TfL pension fund urged to support net-zero and local investment opportunities

The Transport for London (TfL) Pension Fund has been urged to take “serious steps” to help address the ongoing climate emergency by ensuring that it is not involved with extractive fossil fuel investments.

The call for action was one of 18 recommendations from the London Assembly Greater London Authority (GLA) Oversight Committee, which shared a report outlining the ways the GLA, its functional bodies and pension funds can be more transparent and look to benefit London.

In particular, it recommended that the Mayor of London, Sadiq Khan, should work with the London Pensions Fund Authority (LPFA) and the TfL Pension Fund to ensure their net-zero targets align with his targets, specifically by ensuring they are sufficiently ambitious.

It also suggested that the Khan should encourage the TfL Pension Fund to report on and publish annual performance against its net-zero targets.

In addition to this, the committee encouraged the Mayor of London to ensure that the LPFA and the TfL Pension Fund take a more consistent approach to extractive fossil fuel investments, and in particular, press the TfL Pension Fund to develop “urgent action plans” and divest completely from extractive fossil fuels.

Indeed, the committee’s report noted that whilst the LPFA has moved away from investing in any extractive fossil fuels, TfL continues to invest in extractive fossil fuels, and has yet to announce any plans to stop those investments, arguing that this goes against the Mayor’s view that divesting from fossil fuels is required for the GLA to achieve net zero.

In addition to the climate considerations, the committee raised concerns regarding a lack of investment from the LPFA and TfL Pension Fund in London-based companies, arguing that the TFL pension funds can demonstrate stronger commitments to invest in London without compromising the objective of achieving diversified investment portfolios.

The committee therefore recommended that Khan convene the LPFA and the TfL Pension Fund to explore the opportunity and feasibility of the TfL Pension Fund joining and contributing to the London Fund.

In addition to this, it recommended that, whilst recognising the importance of a diverse investment portfolio to ensure best returns for members, Khan should encourage the LPFA and the TfL Pension Fund to explore ways of growing the scale of their investments in London-based companies, including increasing the reporting and monitoring of such investments to assess the impact of their investments in the capital.

It also called on the TfL Pension Fund to publish detailed information showing the extent to which its assets are invested in London.

GLA Oversight Committee chair, Léonie Cooper AM, said: “There is a balance that must be struck when considering pension funds.

“Whilst it is essential that pension funds have a diverse portfolio of investments, it is also important, now more than ever, to consider the impacts specific types of investments have on the environment.

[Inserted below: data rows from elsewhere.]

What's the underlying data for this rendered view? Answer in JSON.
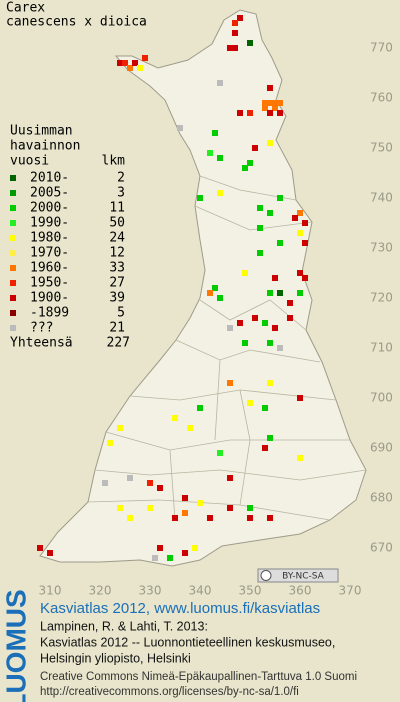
{
  "title": [
    "Carex",
    "canescens x dioica"
  ],
  "legend": {
    "heading": [
      "Uusimman",
      "havainnon",
      "vuosi"
    ],
    "count_heading": "lkm",
    "items": [
      {
        "label": "2010-",
        "count": 2,
        "color": "#006400"
      },
      {
        "label": "2005-",
        "count": 3,
        "color": "#009a00"
      },
      {
        "label": "2000-",
        "count": 11,
        "color": "#00cc00"
      },
      {
        "label": "1990-",
        "count": 50,
        "color": "#22ee22"
      },
      {
        "label": "1980-",
        "count": 24,
        "color": "#ffff00"
      },
      {
        "label": "1970-",
        "count": 12,
        "color": "#ffee44"
      },
      {
        "label": "1960-",
        "count": 33,
        "color": "#ff7700"
      },
      {
        "label": "1950-",
        "count": 27,
        "color": "#ee2200"
      },
      {
        "label": "1900-",
        "count": 39,
        "color": "#cc0000"
      },
      {
        "label": "-1899",
        "count": 5,
        "color": "#880000"
      },
      {
        "label": "???",
        "count": 21,
        "color": "#bbbbbb"
      }
    ],
    "total_label": "Yhteensä",
    "total": 227
  },
  "map": {
    "xlim": [
      300,
      380
    ],
    "ylim": [
      660,
      780
    ],
    "xticks": [
      310,
      320,
      330,
      340,
      350,
      360,
      370
    ],
    "yticks": [
      770,
      760,
      750,
      740,
      730,
      720,
      710,
      700,
      690,
      680,
      670
    ],
    "squares": [
      [
        348,
        776,
        8
      ],
      [
        347,
        775,
        7
      ],
      [
        347,
        773,
        8
      ],
      [
        350,
        771,
        0
      ],
      [
        346,
        770,
        8
      ],
      [
        347,
        770,
        8
      ],
      [
        324,
        767,
        8
      ],
      [
        325,
        767,
        7
      ],
      [
        326,
        766,
        6
      ],
      [
        327,
        767,
        8
      ],
      [
        329,
        768,
        7
      ],
      [
        328,
        766,
        4
      ],
      [
        344,
        763,
        10
      ],
      [
        354,
        762,
        8
      ],
      [
        353,
        759,
        6
      ],
      [
        354,
        759,
        6
      ],
      [
        355,
        759,
        6
      ],
      [
        356,
        759,
        6
      ],
      [
        353,
        758,
        6
      ],
      [
        355,
        758,
        6
      ],
      [
        354,
        757,
        8
      ],
      [
        356,
        757,
        8
      ],
      [
        348,
        757,
        8
      ],
      [
        350,
        757,
        7
      ],
      [
        336,
        754,
        10
      ],
      [
        343,
        753,
        2
      ],
      [
        342,
        749,
        3
      ],
      [
        344,
        748,
        2
      ],
      [
        351,
        750,
        8
      ],
      [
        354,
        751,
        4
      ],
      [
        350,
        747,
        2
      ],
      [
        349,
        746,
        2
      ],
      [
        340,
        740,
        2
      ],
      [
        344,
        741,
        4
      ],
      [
        356,
        740,
        2
      ],
      [
        360,
        737,
        6
      ],
      [
        359,
        736,
        8
      ],
      [
        361,
        735,
        8
      ],
      [
        352,
        738,
        2
      ],
      [
        354,
        737,
        2
      ],
      [
        352,
        734,
        2
      ],
      [
        360,
        733,
        4
      ],
      [
        361,
        731,
        8
      ],
      [
        356,
        731,
        2
      ],
      [
        352,
        729,
        2
      ],
      [
        349,
        725,
        4
      ],
      [
        355,
        724,
        8
      ],
      [
        360,
        725,
        8
      ],
      [
        361,
        724,
        8
      ],
      [
        343,
        722,
        2
      ],
      [
        342,
        721,
        6
      ],
      [
        344,
        720,
        2
      ],
      [
        354,
        721,
        2
      ],
      [
        356,
        721,
        0
      ],
      [
        358,
        719,
        8
      ],
      [
        360,
        721,
        2
      ],
      [
        348,
        715,
        8
      ],
      [
        346,
        714,
        10
      ],
      [
        351,
        716,
        8
      ],
      [
        353,
        715,
        2
      ],
      [
        355,
        714,
        8
      ],
      [
        358,
        716,
        8
      ],
      [
        349,
        711,
        2
      ],
      [
        354,
        711,
        2
      ],
      [
        356,
        710,
        10
      ],
      [
        346,
        703,
        6
      ],
      [
        354,
        703,
        4
      ],
      [
        350,
        699,
        4
      ],
      [
        340,
        698,
        2
      ],
      [
        353,
        698,
        2
      ],
      [
        360,
        700,
        8
      ],
      [
        335,
        696,
        4
      ],
      [
        338,
        694,
        4
      ],
      [
        324,
        694,
        4
      ],
      [
        322,
        691,
        4
      ],
      [
        354,
        692,
        2
      ],
      [
        353,
        690,
        8
      ],
      [
        344,
        689,
        3
      ],
      [
        360,
        688,
        4
      ],
      [
        321,
        683,
        10
      ],
      [
        326,
        684,
        10
      ],
      [
        330,
        683,
        7
      ],
      [
        332,
        682,
        8
      ],
      [
        346,
        684,
        8
      ],
      [
        337,
        680,
        8
      ],
      [
        340,
        679,
        4
      ],
      [
        342,
        676,
        8
      ],
      [
        337,
        677,
        6
      ],
      [
        335,
        676,
        8
      ],
      [
        330,
        678,
        4
      ],
      [
        324,
        678,
        4
      ],
      [
        326,
        676,
        4
      ],
      [
        350,
        678,
        2
      ],
      [
        350,
        676,
        8
      ],
      [
        354,
        676,
        8
      ],
      [
        346,
        678,
        8
      ],
      [
        332,
        670,
        8
      ],
      [
        331,
        668,
        10
      ],
      [
        334,
        668,
        2
      ],
      [
        337,
        669,
        8
      ],
      [
        339,
        670,
        4
      ],
      [
        308,
        670,
        8
      ],
      [
        310,
        669,
        8
      ]
    ]
  },
  "license_badge": "BY-NC-SA",
  "logo": "LUOMUS",
  "footer": {
    "link": "Kasviatlas 2012, www.luomus.fi/kasviatlas",
    "citation": [
      "Lampinen, R. & Lahti, T. 2013:",
      "Kasviatlas 2012 -- Luonnontieteellinen keskusmuseo,",
      "Helsingin yliopisto, Helsinki"
    ],
    "license": [
      "Creative Commons Nimeä-Epäkaupallinen-Tarttuva 1.0 Suomi",
      "http://creativecommons.org/licenses/by-nc-sa/1.0/fi"
    ]
  }
}
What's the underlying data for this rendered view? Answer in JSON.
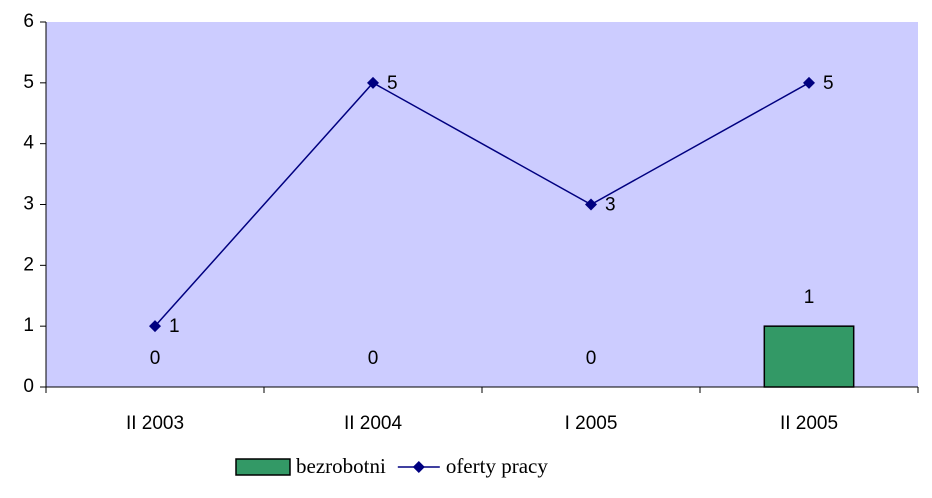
{
  "chart_data": {
    "type": "combo",
    "categories": [
      "II 2003",
      "II 2004",
      "I 2005",
      "II 2005"
    ],
    "series": [
      {
        "name": "bezrobotni",
        "type": "bar",
        "color": "#339966",
        "values": [
          0,
          0,
          0,
          1
        ]
      },
      {
        "name": "oferty pracy",
        "type": "line",
        "color": "#000080",
        "values": [
          1,
          5,
          3,
          5
        ]
      }
    ],
    "ylim": [
      0,
      6
    ],
    "yticks": [
      0,
      1,
      2,
      3,
      4,
      5,
      6
    ],
    "plot_background": "#ccccff",
    "legend": "bottom"
  }
}
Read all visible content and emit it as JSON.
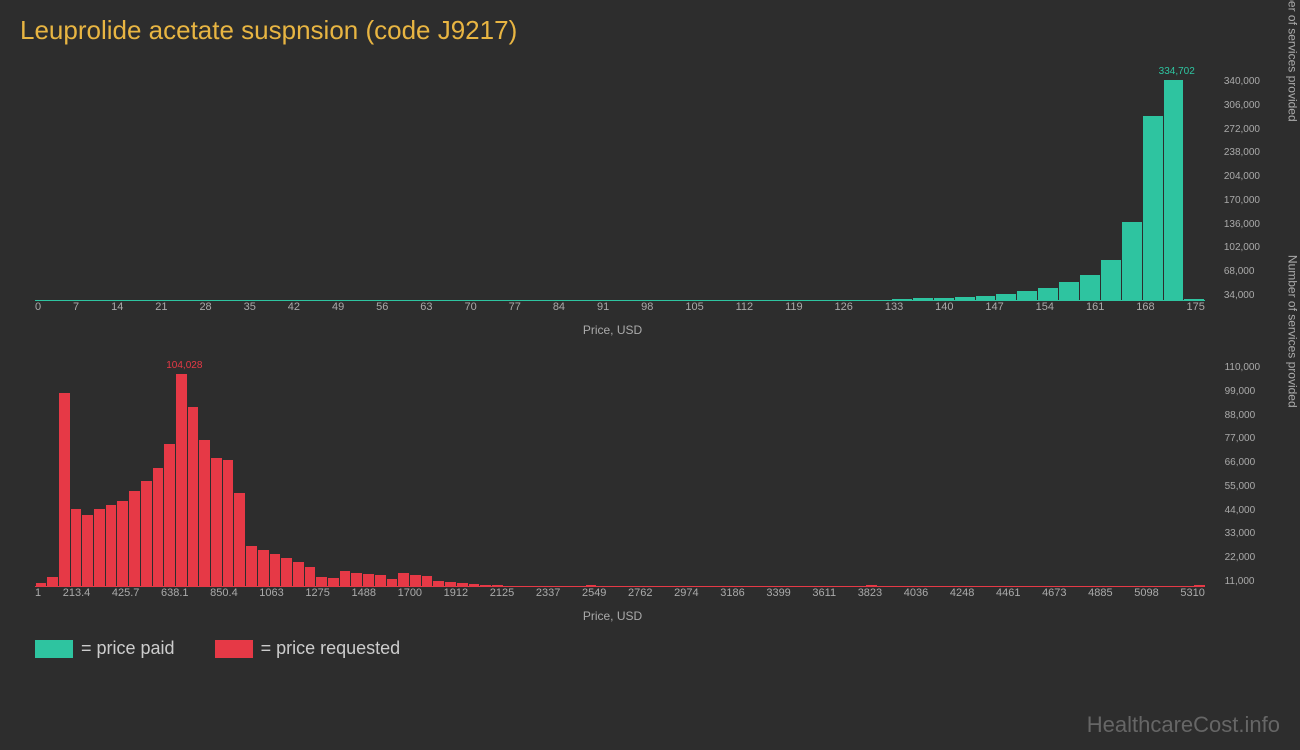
{
  "title": "Leuprolide acetate suspnsion (code J9217)",
  "colors": {
    "background": "#2d2d2d",
    "title": "#e8b542",
    "axis_text": "#aaaaaa",
    "paid": "#2ec4a0",
    "requested": "#e63946",
    "watermark": "#666666"
  },
  "chart1": {
    "type": "bar",
    "bar_color": "#2ec4a0",
    "x_label": "Price, USD",
    "y_label": "Number of services provided",
    "peak_label": "334,702",
    "x_ticks": [
      "0",
      "7",
      "14",
      "21",
      "28",
      "35",
      "42",
      "49",
      "56",
      "63",
      "70",
      "77",
      "84",
      "91",
      "98",
      "105",
      "112",
      "119",
      "126",
      "133",
      "140",
      "147",
      "154",
      "161",
      "168",
      "175"
    ],
    "y_ticks": [
      "34,000",
      "68,000",
      "102,000",
      "136,000",
      "170,000",
      "204,000",
      "238,000",
      "272,000",
      "306,000",
      "340,000"
    ],
    "ylim": [
      0,
      340000
    ],
    "values": [
      2000,
      1000,
      500,
      500,
      300,
      300,
      200,
      200,
      200,
      200,
      200,
      200,
      200,
      200,
      200,
      200,
      200,
      200,
      200,
      200,
      200,
      200,
      200,
      200,
      200,
      200,
      200,
      200,
      200,
      200,
      1500,
      200,
      200,
      200,
      1200,
      200,
      1500,
      200,
      1800,
      200,
      200,
      3000,
      4000,
      5000,
      6500,
      8000,
      11000,
      15000,
      20000,
      28000,
      40000,
      62000,
      120000,
      280000,
      334702,
      3000
    ]
  },
  "chart2": {
    "type": "bar",
    "bar_color": "#e63946",
    "x_label": "Price, USD",
    "y_label": "Number of services provided",
    "peak_label": "104,028",
    "x_ticks": [
      "1",
      "213.4",
      "425.7",
      "638.1",
      "850.4",
      "1063",
      "1275",
      "1488",
      "1700",
      "1912",
      "2125",
      "2337",
      "2549",
      "2762",
      "2974",
      "3186",
      "3399",
      "3611",
      "3823",
      "4036",
      "4248",
      "4461",
      "4673",
      "4885",
      "5098",
      "5310"
    ],
    "y_ticks": [
      "11,000",
      "22,000",
      "33,000",
      "44,000",
      "55,000",
      "66,000",
      "77,000",
      "88,000",
      "99,000",
      "110,000"
    ],
    "ylim": [
      0,
      110000
    ],
    "values": [
      2000,
      5000,
      95000,
      38000,
      35000,
      38000,
      40000,
      42000,
      47000,
      52000,
      58000,
      70000,
      104028,
      88000,
      72000,
      63000,
      62000,
      46000,
      20000,
      18000,
      16000,
      14000,
      12000,
      10000,
      5000,
      4500,
      8000,
      7000,
      6500,
      6000,
      4000,
      7000,
      6000,
      5500,
      3000,
      2500,
      2000,
      1500,
      1000,
      800,
      600,
      500,
      400,
      300,
      200,
      200,
      200,
      800,
      200,
      200,
      200,
      200,
      200,
      200,
      200,
      200,
      200,
      200,
      200,
      200,
      200,
      200,
      200,
      200,
      200,
      200,
      200,
      200,
      200,
      200,
      200,
      800,
      200,
      200,
      200,
      200,
      200,
      200,
      200,
      200,
      200,
      200,
      200,
      200,
      200,
      200,
      200,
      200,
      200,
      200,
      200,
      200,
      200,
      200,
      200,
      200,
      200,
      200,
      200,
      800
    ]
  },
  "legend": {
    "paid": "= price paid",
    "requested": "= price requested"
  },
  "watermark": "HealthcareCost.info"
}
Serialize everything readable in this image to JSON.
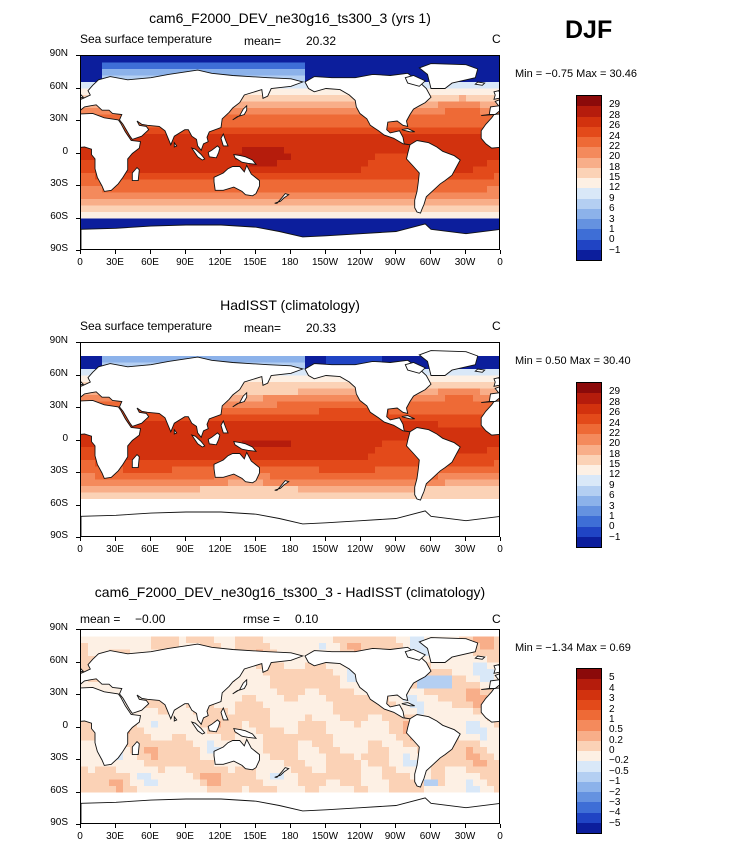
{
  "season": "DJF",
  "colors": {
    "land": "#ffffff",
    "coast": "#111111"
  },
  "panels": [
    {
      "title": "cam6_F2000_DEV_ne30g16_ts300_3 (yrs 1)",
      "left_label": "Sea surface temperature",
      "mean_label": "mean=",
      "mean_value": "20.32",
      "rmse_label": "",
      "rmse_value": "",
      "units": "C",
      "min_max": "Min =  −0.75  Max =  30.46",
      "field": "sst_model",
      "colorbar_labels": [
        "29",
        "28",
        "26",
        "24",
        "22",
        "20",
        "18",
        "15",
        "12",
        "9",
        "6",
        "3",
        "1",
        "0",
        "−1"
      ],
      "colorbar_colors": [
        "#8b0a0a",
        "#b51c0c",
        "#d2320e",
        "#e34a1a",
        "#ee6a36",
        "#f48a5c",
        "#f8ae89",
        "#fbd2b6",
        "#fdf0e4",
        "#d9e8f8",
        "#b4cff2",
        "#8cb2ea",
        "#6592e0",
        "#3e6ed6",
        "#2044c4",
        "#0c1e9c"
      ]
    },
    {
      "title": "HadISST (climatology)",
      "left_label": "Sea surface temperature",
      "mean_label": "mean=",
      "mean_value": "20.33",
      "rmse_label": "",
      "rmse_value": "",
      "units": "C",
      "min_max": "Min =   0.50  Max =  30.40",
      "field": "sst_obs",
      "colorbar_labels": [
        "29",
        "28",
        "26",
        "24",
        "22",
        "20",
        "18",
        "15",
        "12",
        "9",
        "6",
        "3",
        "1",
        "0",
        "−1"
      ],
      "colorbar_colors": [
        "#8b0a0a",
        "#b51c0c",
        "#d2320e",
        "#e34a1a",
        "#ee6a36",
        "#f48a5c",
        "#f8ae89",
        "#fbd2b6",
        "#fdf0e4",
        "#d9e8f8",
        "#b4cff2",
        "#8cb2ea",
        "#6592e0",
        "#3e6ed6",
        "#2044c4",
        "#0c1e9c"
      ]
    },
    {
      "title": "cam6_F2000_DEV_ne30g16_ts300_3 - HadISST (climatology)",
      "left_label": "",
      "mean_label": "mean =",
      "mean_value": "−0.00",
      "rmse_label": "rmse =",
      "rmse_value": "0.10",
      "units": "C",
      "min_max": "Min =  −1.34  Max =   0.69",
      "field": "diff",
      "colorbar_labels": [
        "5",
        "4",
        "3",
        "2",
        "1",
        "0.5",
        "0.2",
        "0",
        "−0.2",
        "−0.5",
        "−1",
        "−2",
        "−3",
        "−4",
        "−5"
      ],
      "colorbar_colors": [
        "#8b0a0a",
        "#b51c0c",
        "#d2320e",
        "#e34a1a",
        "#ee6a36",
        "#f48a5c",
        "#f8ae89",
        "#fbd2b6",
        "#fdf0e4",
        "#d9e8f8",
        "#b4cff2",
        "#8cb2ea",
        "#6592e0",
        "#3e6ed6",
        "#2044c4",
        "#0c1e9c"
      ]
    }
  ],
  "lat_labels": [
    "90N",
    "60N",
    "30N",
    "0",
    "30S",
    "60S",
    "90S"
  ],
  "lon_labels": [
    "0",
    "30E",
    "60E",
    "90E",
    "120E",
    "150E",
    "180",
    "150W",
    "120W",
    "90W",
    "60W",
    "30W",
    "0"
  ]
}
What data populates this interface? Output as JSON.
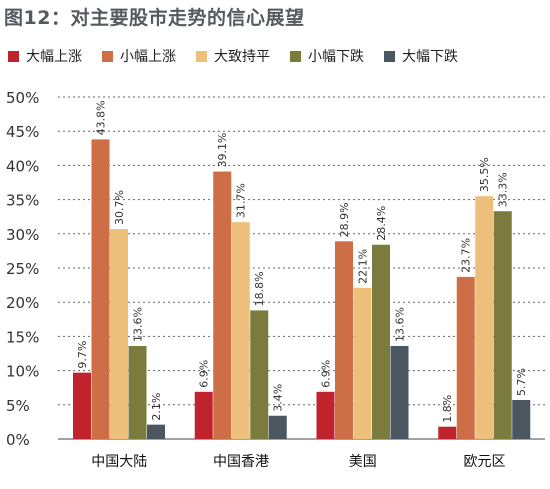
{
  "chart_data": {
    "type": "bar",
    "title": "图12：对主要股市走势的信心展望",
    "xlabel": "",
    "ylabel": "",
    "categories": [
      "中国大陆",
      "中国香港",
      "美国",
      "欧元区"
    ],
    "ylim": [
      0,
      50
    ],
    "yticks": [
      "0%",
      "5%",
      "10%",
      "15%",
      "20%",
      "25%",
      "30%",
      "35%",
      "40%",
      "45%",
      "50%"
    ],
    "grid": "horizontal dashed",
    "legend_position": "top",
    "series": [
      {
        "name": "大幅上涨",
        "color": "#c0232b",
        "values": [
          9.7,
          6.9,
          6.9,
          1.8
        ],
        "labels": [
          "9.7%",
          "6.9%",
          "6.9%",
          "1.8%"
        ]
      },
      {
        "name": "小幅上涨",
        "color": "#cd6e47",
        "values": [
          43.8,
          39.1,
          28.9,
          23.7
        ],
        "labels": [
          "43.8%",
          "39.1%",
          "28.9%",
          "23.7%"
        ]
      },
      {
        "name": "大致持平",
        "color": "#ecc07a",
        "values": [
          30.7,
          31.7,
          22.1,
          35.5
        ],
        "labels": [
          "30.7%",
          "31.7%",
          "22.1%",
          "35.5%"
        ]
      },
      {
        "name": "小幅下跌",
        "color": "#7b7b3e",
        "values": [
          13.6,
          18.8,
          28.4,
          33.3
        ],
        "labels": [
          "13.6%",
          "18.8%",
          "28.4%",
          "33.3%"
        ]
      },
      {
        "name": "大幅下跌",
        "color": "#4a5760",
        "values": [
          2.1,
          3.4,
          13.6,
          5.7
        ],
        "labels": [
          "2.1%",
          "3.4%",
          "13.6%",
          "5.7%"
        ]
      }
    ]
  }
}
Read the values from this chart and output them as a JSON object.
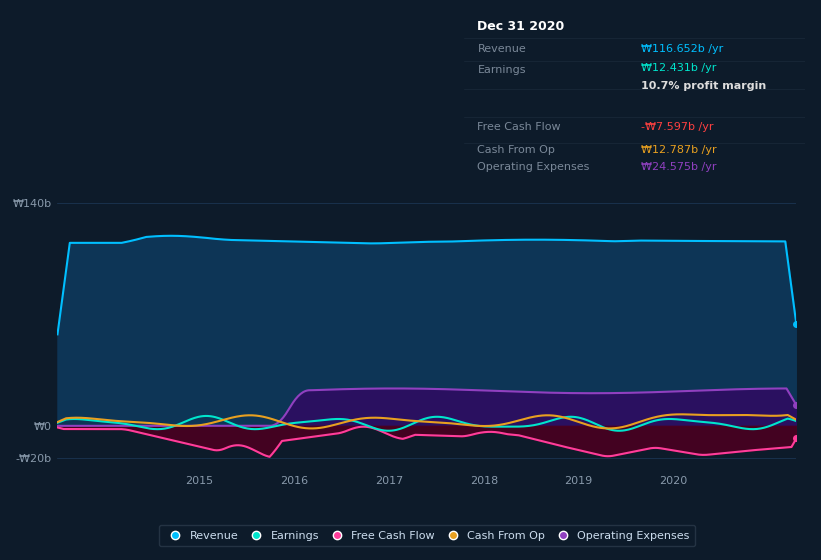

“Whilst we are in the midst of a climate emergency, we need to show strong leadership in the fight against climate change, and we believe that by divesting from fossil fuel investments, we send a clear message that we are taking this issue seriously.

“There are also some simple steps these organisations can take to be more transparent and to improve the lives of Londoners, by investing in the London Fund for example, which will improve housing and infrastructure across London.

“I hope our recommendations are considered and I look forward to receiving a response on these matters in due course.”

Commenting in response to the call for action, a TfL spokesperson said: “The TfL Pension Fund is independent of the Mayor and TfL, and its trustees are legally required to make decisions in the interests of its members.

"Since 2016, very significant progress has been made by the fund to embrace sustainability in all investment and risk management activities. This has led to its “green” investments increasing from virtually nothing to more than £370m.

"In 2021, the fund trustees announced ambitious net-zero targets which would aim to deliver a 55 per cent reduction of the fund’s carbon footprint by 2030, increasing to 100 per cent by 2045 when compared to a 2016 baseline.”

In related news, the TfL Pension Fund recently also recently confirmed that the 2023 assesement for the scheme is expected to show that the scheme remains in a surplus position, with no changes to the TfL Pension Fund currently proposed.

In particular, the trustee confirmed that their assessment of the employer's covenant strengthened since the 2021 actuarial valuation following the latest update provided by the fund covenant advisor.

At the last actuarial valuation of the Fund as at 31 March 2021, the public sector section of the fund was well funded with a surplus of £179m, meaning the fund's assets were more than sufficient to provide for members' accrued pensions.

Furthermore, due to the strength of the fund and its current anticipated funding level, the 2023 assessment is expected to show that the fund remains in a surplus position, which, if confirmed by the scheme actuary, means no additional contribution will be required from TfL.

The fund's next actuarial valuation is due to take place as at 31 March 2024.